Arrigo obtenait de ses joueurs l’assimilation de sa philosophie du jeu et l’adhésion à ses principes. Le surnom de « mago di Fusignano » n’a pas été attribué par hasard à ce coach originaire d’une commune d’Émilie-Romagne proche de Ravenne. Pénétré de sa mission éducationnelle, Sacchi faisait partager sa passion pour son système de jeu. Il est ainsi parvenu à intégrer le style du football hollandais du trio de l’« Orange mécanique » Gullit-Rijkaard-Van Basten dans le football moderne. Sacchi fit de Gullit, le populaire « Tulipano nero » aux tresses si appréciées à San Siro, libéro à ses débuts aux Pays-Bas, un attaquant Ballon d’Or au Milan AC ! Le « mister » utilisait le polyvalent Rijkaard au physique de décathlonien en milieu de terrain, ou comme attaquant buteur, voire stoppeur ou libero. Le Batave formait avec Ancelotti, originaire de Reggiolo, autre commune d’Émilie-Romagne, un fameux duo de demis.
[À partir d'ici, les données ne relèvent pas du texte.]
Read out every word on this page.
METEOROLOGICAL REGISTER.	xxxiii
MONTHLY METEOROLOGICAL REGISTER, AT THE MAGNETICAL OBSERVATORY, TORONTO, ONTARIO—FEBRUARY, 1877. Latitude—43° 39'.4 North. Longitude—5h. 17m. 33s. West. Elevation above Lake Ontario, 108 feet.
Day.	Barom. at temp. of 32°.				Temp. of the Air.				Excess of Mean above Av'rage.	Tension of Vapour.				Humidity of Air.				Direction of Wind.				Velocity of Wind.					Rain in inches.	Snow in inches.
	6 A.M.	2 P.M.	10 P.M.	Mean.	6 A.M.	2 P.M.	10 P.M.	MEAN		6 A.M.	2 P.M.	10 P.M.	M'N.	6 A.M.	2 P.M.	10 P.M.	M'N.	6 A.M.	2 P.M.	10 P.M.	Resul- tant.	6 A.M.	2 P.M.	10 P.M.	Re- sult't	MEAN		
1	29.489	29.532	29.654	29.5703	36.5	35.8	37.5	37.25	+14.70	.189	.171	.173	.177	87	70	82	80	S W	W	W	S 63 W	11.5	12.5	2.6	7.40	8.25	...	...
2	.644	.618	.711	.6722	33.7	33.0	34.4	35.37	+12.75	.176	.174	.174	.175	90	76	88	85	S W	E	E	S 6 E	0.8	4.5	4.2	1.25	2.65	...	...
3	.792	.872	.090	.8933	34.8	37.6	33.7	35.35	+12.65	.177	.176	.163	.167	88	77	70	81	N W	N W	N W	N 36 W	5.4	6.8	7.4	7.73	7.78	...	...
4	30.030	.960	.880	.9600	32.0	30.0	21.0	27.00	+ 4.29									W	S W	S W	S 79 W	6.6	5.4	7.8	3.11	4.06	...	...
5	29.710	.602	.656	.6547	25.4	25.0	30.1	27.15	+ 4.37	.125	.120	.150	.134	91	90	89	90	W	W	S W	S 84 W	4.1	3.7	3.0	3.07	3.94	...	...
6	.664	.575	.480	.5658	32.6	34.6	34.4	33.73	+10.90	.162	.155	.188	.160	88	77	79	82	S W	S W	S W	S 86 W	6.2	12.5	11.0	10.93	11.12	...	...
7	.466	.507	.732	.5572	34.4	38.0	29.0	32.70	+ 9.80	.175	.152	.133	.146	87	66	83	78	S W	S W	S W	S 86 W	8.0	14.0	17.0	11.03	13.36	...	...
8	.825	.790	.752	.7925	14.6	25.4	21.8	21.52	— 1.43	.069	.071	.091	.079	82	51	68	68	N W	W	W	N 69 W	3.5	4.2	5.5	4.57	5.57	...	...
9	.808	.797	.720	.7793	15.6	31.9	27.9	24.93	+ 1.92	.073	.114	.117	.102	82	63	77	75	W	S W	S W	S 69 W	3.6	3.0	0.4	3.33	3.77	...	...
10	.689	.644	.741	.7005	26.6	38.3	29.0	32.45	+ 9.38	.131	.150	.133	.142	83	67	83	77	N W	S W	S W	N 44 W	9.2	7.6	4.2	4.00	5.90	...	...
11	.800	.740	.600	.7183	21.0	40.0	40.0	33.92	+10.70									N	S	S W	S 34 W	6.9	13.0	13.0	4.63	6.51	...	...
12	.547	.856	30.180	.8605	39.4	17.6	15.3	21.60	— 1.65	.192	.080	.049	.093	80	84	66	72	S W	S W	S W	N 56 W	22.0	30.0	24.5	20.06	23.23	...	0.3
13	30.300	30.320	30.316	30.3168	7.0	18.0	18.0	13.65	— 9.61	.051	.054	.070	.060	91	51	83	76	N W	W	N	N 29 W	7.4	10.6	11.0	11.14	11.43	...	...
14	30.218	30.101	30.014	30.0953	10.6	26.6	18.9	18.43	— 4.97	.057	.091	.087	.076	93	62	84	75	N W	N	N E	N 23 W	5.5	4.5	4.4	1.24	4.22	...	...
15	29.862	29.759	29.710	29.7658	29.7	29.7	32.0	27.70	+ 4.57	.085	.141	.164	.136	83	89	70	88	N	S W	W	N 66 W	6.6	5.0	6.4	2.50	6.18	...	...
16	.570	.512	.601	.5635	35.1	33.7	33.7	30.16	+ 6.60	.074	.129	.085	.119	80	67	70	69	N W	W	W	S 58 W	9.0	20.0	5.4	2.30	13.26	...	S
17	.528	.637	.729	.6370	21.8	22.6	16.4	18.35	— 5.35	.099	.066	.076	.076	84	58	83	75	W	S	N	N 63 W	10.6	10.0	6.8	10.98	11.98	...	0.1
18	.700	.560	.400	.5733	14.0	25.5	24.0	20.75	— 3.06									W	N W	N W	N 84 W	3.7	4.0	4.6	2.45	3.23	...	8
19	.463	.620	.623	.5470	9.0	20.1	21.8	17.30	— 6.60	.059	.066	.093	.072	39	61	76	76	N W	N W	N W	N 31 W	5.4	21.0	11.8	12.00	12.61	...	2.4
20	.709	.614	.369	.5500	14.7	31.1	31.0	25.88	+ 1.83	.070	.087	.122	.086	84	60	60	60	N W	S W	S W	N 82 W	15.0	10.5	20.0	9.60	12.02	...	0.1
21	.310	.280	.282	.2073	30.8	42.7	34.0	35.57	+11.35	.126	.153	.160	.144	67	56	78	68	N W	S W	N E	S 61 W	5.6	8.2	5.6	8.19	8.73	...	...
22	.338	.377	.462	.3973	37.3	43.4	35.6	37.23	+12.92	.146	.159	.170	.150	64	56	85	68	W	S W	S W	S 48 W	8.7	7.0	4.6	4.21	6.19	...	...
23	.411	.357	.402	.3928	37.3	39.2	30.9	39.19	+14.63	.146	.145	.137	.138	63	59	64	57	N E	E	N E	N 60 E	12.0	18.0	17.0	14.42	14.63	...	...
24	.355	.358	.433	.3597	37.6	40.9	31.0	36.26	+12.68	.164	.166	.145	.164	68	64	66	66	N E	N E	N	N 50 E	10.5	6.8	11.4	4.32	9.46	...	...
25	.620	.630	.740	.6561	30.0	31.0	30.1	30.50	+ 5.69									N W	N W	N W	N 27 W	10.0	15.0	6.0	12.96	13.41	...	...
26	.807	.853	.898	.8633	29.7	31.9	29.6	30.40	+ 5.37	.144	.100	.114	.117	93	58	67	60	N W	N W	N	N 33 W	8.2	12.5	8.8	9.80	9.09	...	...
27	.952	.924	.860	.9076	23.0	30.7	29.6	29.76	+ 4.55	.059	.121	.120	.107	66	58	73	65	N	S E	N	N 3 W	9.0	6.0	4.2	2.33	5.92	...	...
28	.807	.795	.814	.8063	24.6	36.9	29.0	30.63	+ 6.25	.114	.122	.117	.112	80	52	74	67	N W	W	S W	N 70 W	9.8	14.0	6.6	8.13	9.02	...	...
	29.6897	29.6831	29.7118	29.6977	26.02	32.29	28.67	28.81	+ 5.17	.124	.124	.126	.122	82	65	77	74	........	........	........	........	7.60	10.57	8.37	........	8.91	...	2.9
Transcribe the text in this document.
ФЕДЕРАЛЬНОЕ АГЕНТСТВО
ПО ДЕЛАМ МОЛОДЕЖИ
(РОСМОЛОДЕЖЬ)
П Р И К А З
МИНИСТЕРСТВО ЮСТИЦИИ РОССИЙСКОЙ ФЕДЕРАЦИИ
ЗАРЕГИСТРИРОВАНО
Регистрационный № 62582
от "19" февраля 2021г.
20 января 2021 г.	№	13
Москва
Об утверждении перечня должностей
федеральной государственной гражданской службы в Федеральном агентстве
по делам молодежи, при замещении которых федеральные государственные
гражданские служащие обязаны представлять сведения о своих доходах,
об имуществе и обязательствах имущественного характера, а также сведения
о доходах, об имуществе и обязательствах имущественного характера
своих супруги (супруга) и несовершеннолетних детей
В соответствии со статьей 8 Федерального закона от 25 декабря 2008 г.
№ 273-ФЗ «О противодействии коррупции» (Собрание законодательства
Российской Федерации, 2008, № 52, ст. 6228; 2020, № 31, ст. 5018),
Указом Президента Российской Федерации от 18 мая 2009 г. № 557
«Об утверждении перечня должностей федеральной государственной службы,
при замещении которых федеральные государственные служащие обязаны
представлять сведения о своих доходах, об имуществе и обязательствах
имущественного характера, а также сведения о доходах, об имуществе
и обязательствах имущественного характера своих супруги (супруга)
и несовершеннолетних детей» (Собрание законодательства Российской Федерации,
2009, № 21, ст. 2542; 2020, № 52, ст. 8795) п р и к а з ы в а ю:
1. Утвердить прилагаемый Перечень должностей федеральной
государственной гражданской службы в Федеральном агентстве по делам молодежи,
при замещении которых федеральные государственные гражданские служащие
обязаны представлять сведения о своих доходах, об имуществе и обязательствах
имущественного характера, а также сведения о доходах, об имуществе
Autour d’Ancelotti et Baresi, les percées de Maldini fils, d’Evani et les inventions de Donadoni ont transformé le Milan en une machine à gagner, où brillait de mille feux, malgré ses blessures répétées, le triple Ballon d’Or Van Basten. Une équipe conquérante, spectaculaire et innovatrice, au point de modifier la philosophie du ballon rond transalpin ; puis avec Sacchi à la tête de la Squadra Azzurra, de faire en 94 de la sélection italienne une vice-championne du monde, battue en finale par le Brésil, seulement aux tirs au but.

L’humour

Le côté comique de la vie n’échappait pas à cet être passionné et passionnant, qui ne manquait pas de répartie. Aux critiques des sceptiques lui reprochant de ne pas avoir accompli de véritable carrière de joueur avant d’embrasser la carrière d’entraîneur, il avait répondu : « je ne savais pas que pour être un bon jockey, il fallait d’abord avoir été un cheval ».

Le legs

Des cendres du Milan de Sacchi naquit l’invincible Milan de Capello (91-96) : 58 matchs de Serie A sans la moindre défaite entre 91 et 93 ; et seulement 15 buts encaissés en 93-94 ! Le pragmatique Capello a conservé le noyau dur de l’arrière-garde italienne et le trio hollandais ; ainsi que la philosophie du mago, revisitée en un jeu moins offensif, moins spectaculaire mais ô combien efficace ; avec la retraite progressive des Hollandais, remplacés par l’arrivée des divers Desailly, Weah, Savićević, Boban, Papin… Un Milan qui aura glané, notamment, 4 Scudetti en 5 ans, 3 Supercoupes d’Italie, 1 Ligue des Champions et 2 autres finales perdues, 1 Supercoupe UEFA.

Parmi les principaux héritiers de la philosophie du maestro Sacchi, se détachent Guardiola et Klopp. Plus spécialement le Catalan, élève de Cruyff, toujours reconnaissant de l’enseignement du maestro italien qui continue à l’inspirer.